Anyway, phear my photoshop skillz. I've illustrated setting number four.

Is that green dude an algae molecule?

:)

no no no, the magnetic/metallic floater. It will induce a variation on the current passing the coil (in theory anyway).

Tap. I don't see how it matters, metals will corrode in tap just as easily as acid, both are conductive enough and the huge amounts of oxidized copper you'll be adding to the water won't exactly decrease conductivity either.

You can use a float (plastic) in a tube, and detect its position with the IR sensors.

small update.
 

I've found a way to maitain a similiar schematic (see Jsimmons first post) but not having any metal contact with the water.

The trick is to replace those contact points with a thermistor. Connecting the thermistor to a powered wheastone bridge can ajust the output level, and still connect to the switches. This type of system is called a Hot-Wire type measurement. It is supported by the fact that the thermistor in the water is hotter than the one above the water level. Or in cold water, cooler than the ones outside.

However it can be tricky to ajust. The water in a WC system is at room temperature with everything off, it warms up to a few degrees when the pump starts and when the pc is powered it (in average) stabilizes after a few hours at a given temperature depending on the system. Not knowing how sensitive is those logical gates, i cant really say if it would work with a oscillating voltage. I can however, be filtered or even attached to a regulator (see OpAmp basic circuits), but that will certainly boost the cost and complexity.

Another thing is displacer switches, wich are actuated with the connected floater operates a spring. Havent found much literature about it thou.


@ BigBen2k

>You can use a float (plastic) in a tube, and detect its position >with the IR sensors.

I've seen some problems with that . The actual big problem is that you need a good deal of area to bounce off the IR . It's easy to think that you can have an emittor and a receiver next to each other in a small tube but they generate interferance with each other, making that arrangement a faulty one. It does work however with ultrasonic measuring devices.

It can work having a emittor and a receiver at each top upper "corners" of the deposit (opposite), with 45º (ajustable) aimed at the surface of the water. The drop of level will alter the reception of the IR signal to lower points, thus giving a good measure of the water level. I've also seen a that type of measurement , i'll see if can post some diagrams today. Cant find any decent link on the web, but i have access to a few control and instrumentation books at school.

Ungh, i hate 6am posts.
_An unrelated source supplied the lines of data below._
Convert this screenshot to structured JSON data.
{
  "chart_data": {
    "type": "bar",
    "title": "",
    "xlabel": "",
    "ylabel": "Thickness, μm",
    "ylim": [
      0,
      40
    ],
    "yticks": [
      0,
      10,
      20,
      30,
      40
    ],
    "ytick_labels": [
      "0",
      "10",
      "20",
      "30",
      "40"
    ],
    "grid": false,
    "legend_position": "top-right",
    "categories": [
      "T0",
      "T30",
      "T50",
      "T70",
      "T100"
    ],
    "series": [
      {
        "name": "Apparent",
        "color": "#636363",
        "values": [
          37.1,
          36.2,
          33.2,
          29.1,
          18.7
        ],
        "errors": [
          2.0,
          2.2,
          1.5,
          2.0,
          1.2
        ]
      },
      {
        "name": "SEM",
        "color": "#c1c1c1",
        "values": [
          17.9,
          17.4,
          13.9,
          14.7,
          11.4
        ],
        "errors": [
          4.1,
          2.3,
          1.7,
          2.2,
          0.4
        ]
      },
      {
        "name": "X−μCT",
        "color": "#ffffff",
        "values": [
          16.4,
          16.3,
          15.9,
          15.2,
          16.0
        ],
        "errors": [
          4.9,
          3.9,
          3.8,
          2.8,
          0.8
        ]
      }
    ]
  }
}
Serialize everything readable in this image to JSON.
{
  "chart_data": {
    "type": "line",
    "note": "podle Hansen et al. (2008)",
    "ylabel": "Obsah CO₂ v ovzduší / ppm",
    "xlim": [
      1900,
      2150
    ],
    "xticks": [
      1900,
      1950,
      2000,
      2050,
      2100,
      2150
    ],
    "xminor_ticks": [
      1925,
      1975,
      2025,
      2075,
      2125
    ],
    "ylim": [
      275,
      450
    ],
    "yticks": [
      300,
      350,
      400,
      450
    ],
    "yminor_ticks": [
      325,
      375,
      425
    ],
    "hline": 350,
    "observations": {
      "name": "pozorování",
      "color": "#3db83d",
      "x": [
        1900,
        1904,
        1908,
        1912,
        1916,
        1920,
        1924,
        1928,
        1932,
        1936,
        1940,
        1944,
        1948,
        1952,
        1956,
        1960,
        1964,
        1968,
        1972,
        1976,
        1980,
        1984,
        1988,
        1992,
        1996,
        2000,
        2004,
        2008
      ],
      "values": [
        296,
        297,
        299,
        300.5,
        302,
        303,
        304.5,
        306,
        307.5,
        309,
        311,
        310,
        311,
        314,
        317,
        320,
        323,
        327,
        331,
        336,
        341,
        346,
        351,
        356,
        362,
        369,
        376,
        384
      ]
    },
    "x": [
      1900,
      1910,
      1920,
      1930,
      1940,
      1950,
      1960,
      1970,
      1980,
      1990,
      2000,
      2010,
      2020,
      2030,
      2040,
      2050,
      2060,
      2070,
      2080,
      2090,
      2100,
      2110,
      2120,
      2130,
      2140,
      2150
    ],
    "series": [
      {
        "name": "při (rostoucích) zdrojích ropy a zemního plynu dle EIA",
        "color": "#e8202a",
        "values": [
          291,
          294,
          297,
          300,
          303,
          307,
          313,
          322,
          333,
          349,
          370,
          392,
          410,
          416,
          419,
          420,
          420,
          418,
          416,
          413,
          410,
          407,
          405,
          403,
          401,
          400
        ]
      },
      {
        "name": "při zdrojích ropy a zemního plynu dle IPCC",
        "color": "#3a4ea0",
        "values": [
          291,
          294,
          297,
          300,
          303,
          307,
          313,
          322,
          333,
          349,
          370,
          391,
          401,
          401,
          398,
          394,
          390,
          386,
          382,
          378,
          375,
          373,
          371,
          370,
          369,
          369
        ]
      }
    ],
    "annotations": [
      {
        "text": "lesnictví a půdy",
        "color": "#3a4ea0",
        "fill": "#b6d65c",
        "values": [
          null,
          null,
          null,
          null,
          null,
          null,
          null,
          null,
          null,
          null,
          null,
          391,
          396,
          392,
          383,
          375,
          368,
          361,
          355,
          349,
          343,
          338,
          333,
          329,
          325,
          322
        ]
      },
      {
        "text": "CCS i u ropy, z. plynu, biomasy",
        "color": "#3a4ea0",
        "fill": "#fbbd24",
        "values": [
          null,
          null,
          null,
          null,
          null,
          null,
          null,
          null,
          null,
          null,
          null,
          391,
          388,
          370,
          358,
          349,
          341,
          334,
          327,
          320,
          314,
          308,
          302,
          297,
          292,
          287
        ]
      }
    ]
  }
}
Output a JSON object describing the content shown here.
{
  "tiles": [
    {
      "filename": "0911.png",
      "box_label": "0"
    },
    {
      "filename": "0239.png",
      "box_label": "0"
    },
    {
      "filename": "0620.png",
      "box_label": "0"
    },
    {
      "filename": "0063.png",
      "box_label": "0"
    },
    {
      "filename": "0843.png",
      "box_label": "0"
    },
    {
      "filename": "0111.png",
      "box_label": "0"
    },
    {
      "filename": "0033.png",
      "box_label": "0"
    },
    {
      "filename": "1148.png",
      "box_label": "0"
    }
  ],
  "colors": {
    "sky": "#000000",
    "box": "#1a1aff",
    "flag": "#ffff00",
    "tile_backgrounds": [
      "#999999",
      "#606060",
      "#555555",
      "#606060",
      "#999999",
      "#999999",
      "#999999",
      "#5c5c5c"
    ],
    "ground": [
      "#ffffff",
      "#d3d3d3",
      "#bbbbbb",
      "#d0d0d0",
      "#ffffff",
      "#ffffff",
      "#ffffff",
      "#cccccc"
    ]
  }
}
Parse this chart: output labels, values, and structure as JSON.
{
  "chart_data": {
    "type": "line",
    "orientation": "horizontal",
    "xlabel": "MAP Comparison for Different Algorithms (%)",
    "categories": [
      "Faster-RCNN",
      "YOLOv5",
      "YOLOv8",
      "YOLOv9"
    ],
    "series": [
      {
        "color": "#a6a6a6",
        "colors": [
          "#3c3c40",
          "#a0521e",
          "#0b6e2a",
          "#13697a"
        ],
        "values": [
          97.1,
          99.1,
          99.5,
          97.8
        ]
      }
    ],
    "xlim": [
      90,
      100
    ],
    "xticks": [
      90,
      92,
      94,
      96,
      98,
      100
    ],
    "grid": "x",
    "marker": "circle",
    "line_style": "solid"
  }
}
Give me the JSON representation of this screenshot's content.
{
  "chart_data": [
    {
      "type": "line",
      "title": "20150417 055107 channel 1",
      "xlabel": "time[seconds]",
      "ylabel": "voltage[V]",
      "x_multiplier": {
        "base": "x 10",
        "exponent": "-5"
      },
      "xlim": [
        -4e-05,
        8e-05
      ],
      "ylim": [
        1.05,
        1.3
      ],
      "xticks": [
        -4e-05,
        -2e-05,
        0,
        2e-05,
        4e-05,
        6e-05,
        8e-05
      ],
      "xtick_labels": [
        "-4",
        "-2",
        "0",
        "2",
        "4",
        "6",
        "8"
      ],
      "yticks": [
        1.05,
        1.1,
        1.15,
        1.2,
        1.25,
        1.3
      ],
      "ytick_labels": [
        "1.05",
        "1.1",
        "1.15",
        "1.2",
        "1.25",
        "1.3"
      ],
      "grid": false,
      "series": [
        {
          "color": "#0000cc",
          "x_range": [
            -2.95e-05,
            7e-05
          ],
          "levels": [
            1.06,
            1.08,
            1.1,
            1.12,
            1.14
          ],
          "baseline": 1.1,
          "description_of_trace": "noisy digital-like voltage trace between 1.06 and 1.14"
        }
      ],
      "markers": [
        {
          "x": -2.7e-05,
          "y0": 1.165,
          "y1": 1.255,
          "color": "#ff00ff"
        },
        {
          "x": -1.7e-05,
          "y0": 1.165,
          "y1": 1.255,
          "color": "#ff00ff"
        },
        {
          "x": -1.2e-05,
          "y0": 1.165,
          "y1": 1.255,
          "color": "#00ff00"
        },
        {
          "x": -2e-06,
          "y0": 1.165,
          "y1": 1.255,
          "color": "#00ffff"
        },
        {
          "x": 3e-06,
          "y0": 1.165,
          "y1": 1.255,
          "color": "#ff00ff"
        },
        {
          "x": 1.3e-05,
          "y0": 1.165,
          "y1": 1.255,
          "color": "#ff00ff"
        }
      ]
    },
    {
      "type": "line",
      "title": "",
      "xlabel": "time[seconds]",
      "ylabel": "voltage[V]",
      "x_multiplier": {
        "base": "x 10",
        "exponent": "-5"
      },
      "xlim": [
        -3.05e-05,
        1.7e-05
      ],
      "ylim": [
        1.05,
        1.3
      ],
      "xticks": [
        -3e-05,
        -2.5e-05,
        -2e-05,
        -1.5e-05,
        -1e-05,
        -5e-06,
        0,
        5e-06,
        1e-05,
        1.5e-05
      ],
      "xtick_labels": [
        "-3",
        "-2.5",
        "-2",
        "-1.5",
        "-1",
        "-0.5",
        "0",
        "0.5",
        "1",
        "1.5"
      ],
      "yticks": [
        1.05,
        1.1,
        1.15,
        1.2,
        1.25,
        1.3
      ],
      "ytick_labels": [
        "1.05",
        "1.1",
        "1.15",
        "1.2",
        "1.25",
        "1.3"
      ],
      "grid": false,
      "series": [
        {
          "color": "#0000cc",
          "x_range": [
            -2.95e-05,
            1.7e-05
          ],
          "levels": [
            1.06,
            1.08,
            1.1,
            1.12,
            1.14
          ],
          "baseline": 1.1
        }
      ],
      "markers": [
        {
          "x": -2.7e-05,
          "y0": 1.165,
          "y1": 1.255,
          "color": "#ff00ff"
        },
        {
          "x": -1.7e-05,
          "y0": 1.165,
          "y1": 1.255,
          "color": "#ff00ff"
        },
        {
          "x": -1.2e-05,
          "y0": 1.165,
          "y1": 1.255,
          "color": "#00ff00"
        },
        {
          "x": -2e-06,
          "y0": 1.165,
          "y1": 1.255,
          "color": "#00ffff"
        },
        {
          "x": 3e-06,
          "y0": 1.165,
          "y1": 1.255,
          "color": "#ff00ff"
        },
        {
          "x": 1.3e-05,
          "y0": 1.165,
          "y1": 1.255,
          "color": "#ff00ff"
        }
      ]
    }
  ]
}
Big "no no" in the earlier post.

The use of a vertical mouting scheme on a IR emitter/ IR photo transistor doesnt work because the sensor reads the intensity of the light reflected on the water surface, not the time it takes to get there. So , in a vertical mount, there is little or no variation on the intensity. Only in an angular mount it can change with the change of the level. The angle of the refracted light changes and so does the intensity reaching the IR receiver. Thus reading a variation on the water level.

Of course, we're assuming there isnt any foam , bubbles or alot of agitation .